“Good Muslims pray five times a day. You know what bad Muslims do? Bad Muslims sell carpets! A Visa card makes the carpet fly! And if you buy now, we’ll give you this genuine Turkish imitation Samsonite bag for free!” – Carpet salesman in Cappadoccia, Turkey.
Here’s a little something that I found intriguing and wanted to share with you good folks, particularly you, Emil. Now that I think about it, I’m not sure what the purpose is exactly, but I guess there are lots of reasons that a Venezuelan or anybody could need a quick five grand de los verdes. And before I launch into what a taxi driver in Panama explained to me, here’s a link to a blog in Spanish that ponders this same issue. To wit:
In an attempt to justify to me why he had attempted to charge me $10 from the Panama Canal to the Hotel Latino, a trip that had cost $5 in the other direction, my taxi driver launched into an unprovoked 25-minute monologue about what he, a knowledgeable, experienced and all-around bona fide taxi driver could do for me, or, say, a Venezuelan who needed cash. I, no doubt like you folks, had no idea why getting money out of an ATM should be any more difficult for a Venezuelan than, say, a Canadian, whose withdrawals, in extreme cases, may be limited by his stunted intelligence, leading to an inability to operate modern devices properly.
The taxi driver said that big, bad Hugo has limited the amount of money that Venezuelans can spend abroad to $5000 per year. Venezuelans cannot spend more than $5000 on items not quoted in Bolívares, the local currency.
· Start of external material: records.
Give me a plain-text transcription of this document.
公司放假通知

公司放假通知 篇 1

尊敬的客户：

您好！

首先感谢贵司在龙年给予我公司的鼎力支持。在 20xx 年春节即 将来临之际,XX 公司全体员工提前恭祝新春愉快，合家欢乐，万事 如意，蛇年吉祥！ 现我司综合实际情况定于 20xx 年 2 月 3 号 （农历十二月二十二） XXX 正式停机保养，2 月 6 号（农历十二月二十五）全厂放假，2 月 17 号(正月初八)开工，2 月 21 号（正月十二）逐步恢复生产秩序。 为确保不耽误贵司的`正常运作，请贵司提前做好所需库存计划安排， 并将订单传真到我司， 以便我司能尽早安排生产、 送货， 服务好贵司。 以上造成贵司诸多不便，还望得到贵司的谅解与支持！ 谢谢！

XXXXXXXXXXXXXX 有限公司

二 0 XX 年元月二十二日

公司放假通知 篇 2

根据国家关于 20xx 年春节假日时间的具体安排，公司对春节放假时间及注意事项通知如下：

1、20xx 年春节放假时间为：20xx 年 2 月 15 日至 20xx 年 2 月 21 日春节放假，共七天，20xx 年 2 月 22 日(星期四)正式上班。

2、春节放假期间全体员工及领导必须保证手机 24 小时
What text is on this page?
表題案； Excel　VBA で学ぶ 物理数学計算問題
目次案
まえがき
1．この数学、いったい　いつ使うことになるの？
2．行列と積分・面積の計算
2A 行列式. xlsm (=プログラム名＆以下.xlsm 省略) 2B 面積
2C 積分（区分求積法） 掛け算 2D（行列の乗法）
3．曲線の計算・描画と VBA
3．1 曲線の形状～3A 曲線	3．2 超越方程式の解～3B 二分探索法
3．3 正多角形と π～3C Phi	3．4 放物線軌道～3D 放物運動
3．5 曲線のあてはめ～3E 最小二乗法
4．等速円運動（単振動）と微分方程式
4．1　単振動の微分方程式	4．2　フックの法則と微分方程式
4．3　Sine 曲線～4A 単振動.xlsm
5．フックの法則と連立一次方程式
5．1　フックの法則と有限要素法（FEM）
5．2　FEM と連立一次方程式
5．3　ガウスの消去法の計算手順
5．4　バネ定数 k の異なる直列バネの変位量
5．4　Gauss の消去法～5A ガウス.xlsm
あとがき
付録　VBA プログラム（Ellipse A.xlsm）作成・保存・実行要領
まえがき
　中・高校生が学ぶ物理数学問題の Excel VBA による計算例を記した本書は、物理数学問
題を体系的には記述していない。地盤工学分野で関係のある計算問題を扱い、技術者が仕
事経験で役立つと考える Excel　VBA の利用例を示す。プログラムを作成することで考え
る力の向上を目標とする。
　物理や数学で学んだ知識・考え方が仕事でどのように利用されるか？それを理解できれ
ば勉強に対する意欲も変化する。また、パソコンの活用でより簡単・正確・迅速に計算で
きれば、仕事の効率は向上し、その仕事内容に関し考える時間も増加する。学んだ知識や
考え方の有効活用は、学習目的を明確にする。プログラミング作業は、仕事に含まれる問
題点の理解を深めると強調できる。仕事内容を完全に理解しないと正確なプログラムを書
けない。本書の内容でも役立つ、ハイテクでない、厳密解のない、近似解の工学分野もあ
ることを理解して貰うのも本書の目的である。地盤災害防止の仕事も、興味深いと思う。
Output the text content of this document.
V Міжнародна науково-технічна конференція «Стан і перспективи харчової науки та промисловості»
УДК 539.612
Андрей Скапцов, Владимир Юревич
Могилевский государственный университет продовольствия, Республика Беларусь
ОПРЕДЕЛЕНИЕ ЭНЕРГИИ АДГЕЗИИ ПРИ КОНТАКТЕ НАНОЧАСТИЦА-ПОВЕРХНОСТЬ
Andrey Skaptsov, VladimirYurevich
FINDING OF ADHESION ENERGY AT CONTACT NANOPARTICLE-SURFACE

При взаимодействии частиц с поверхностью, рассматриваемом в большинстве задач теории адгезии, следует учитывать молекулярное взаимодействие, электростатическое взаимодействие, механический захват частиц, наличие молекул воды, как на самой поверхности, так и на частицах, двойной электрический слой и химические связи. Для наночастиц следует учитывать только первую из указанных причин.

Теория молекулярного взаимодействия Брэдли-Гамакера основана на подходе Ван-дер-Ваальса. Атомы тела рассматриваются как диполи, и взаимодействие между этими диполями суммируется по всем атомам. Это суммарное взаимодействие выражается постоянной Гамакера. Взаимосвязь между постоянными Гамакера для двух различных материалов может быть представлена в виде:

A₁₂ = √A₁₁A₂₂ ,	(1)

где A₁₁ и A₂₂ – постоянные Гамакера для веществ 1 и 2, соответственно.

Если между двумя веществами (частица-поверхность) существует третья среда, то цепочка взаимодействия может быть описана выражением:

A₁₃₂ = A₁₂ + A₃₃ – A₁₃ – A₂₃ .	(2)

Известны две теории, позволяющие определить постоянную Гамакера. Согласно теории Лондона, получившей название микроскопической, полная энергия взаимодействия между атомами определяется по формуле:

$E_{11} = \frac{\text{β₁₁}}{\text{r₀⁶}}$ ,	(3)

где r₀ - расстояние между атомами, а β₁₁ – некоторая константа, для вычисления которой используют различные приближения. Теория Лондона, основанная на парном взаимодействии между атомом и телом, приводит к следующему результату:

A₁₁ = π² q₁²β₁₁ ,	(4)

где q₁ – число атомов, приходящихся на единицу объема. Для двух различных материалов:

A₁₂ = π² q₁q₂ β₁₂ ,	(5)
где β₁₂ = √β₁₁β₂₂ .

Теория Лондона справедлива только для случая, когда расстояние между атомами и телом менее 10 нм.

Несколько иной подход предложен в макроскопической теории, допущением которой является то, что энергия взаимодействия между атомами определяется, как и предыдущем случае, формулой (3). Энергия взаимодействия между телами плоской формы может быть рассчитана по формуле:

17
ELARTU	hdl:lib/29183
And this is where the taxi driver gets off trying to charge ten bucks for a five-buck schlep: he and other shysters like him know where to go to help Venezuelans get that five large in fast cash.
Now why would a Venezuelan not be able to change Bolívares to dólares in Venezuela? I have no idea. I didn’t think to ask. But Hugo must not allow that, either, or else there would be no point to what the taxi driver told me, incidentally, after telling me that he couldn’t tell me. What he told me was that first, the bad Venezuelan has to go to the free zone in Colón, at the Caribbean end of the Panama Canal, where shops sell stuff like electronics in bulk. The easiest way to do go to Colón for a bad Venezuelan in a hurry is… wait for it… with my man the taxi driver, who swears he gets no piece of the following action, only the $70 fare to Colón (and likely a $70 fare back to Panama, I suppose, but I didn’t think to ask that, either). Once in Colón, the Vennie has to head to an electronics shop of ill repute, and the taxi driver knows which one this might be. The anti-Chavezite then spends his entire $5000 limit on ten sick TVs, or ten million replacement snaps cell phone covers, but doesn’t take the merchandise. No, he leaves it there, and instead walks out with ninety-something percent of the $5000 purchase price, with the bad Panamanian keeping the rest.
Obviously, this saves the Venezuelan a great deal of time and ATM fees otherwise accrued by withdrawing five Gs at $300 per day. The taxi driver said that a fair number of Hugo-haters come to Panama for this purpose and this purpose only. If anyone knows what the deal is here, or if you, Emil, heard anything about this law during your town on the ground in the Bolivarian Republic, I’d love to hear what you have to say.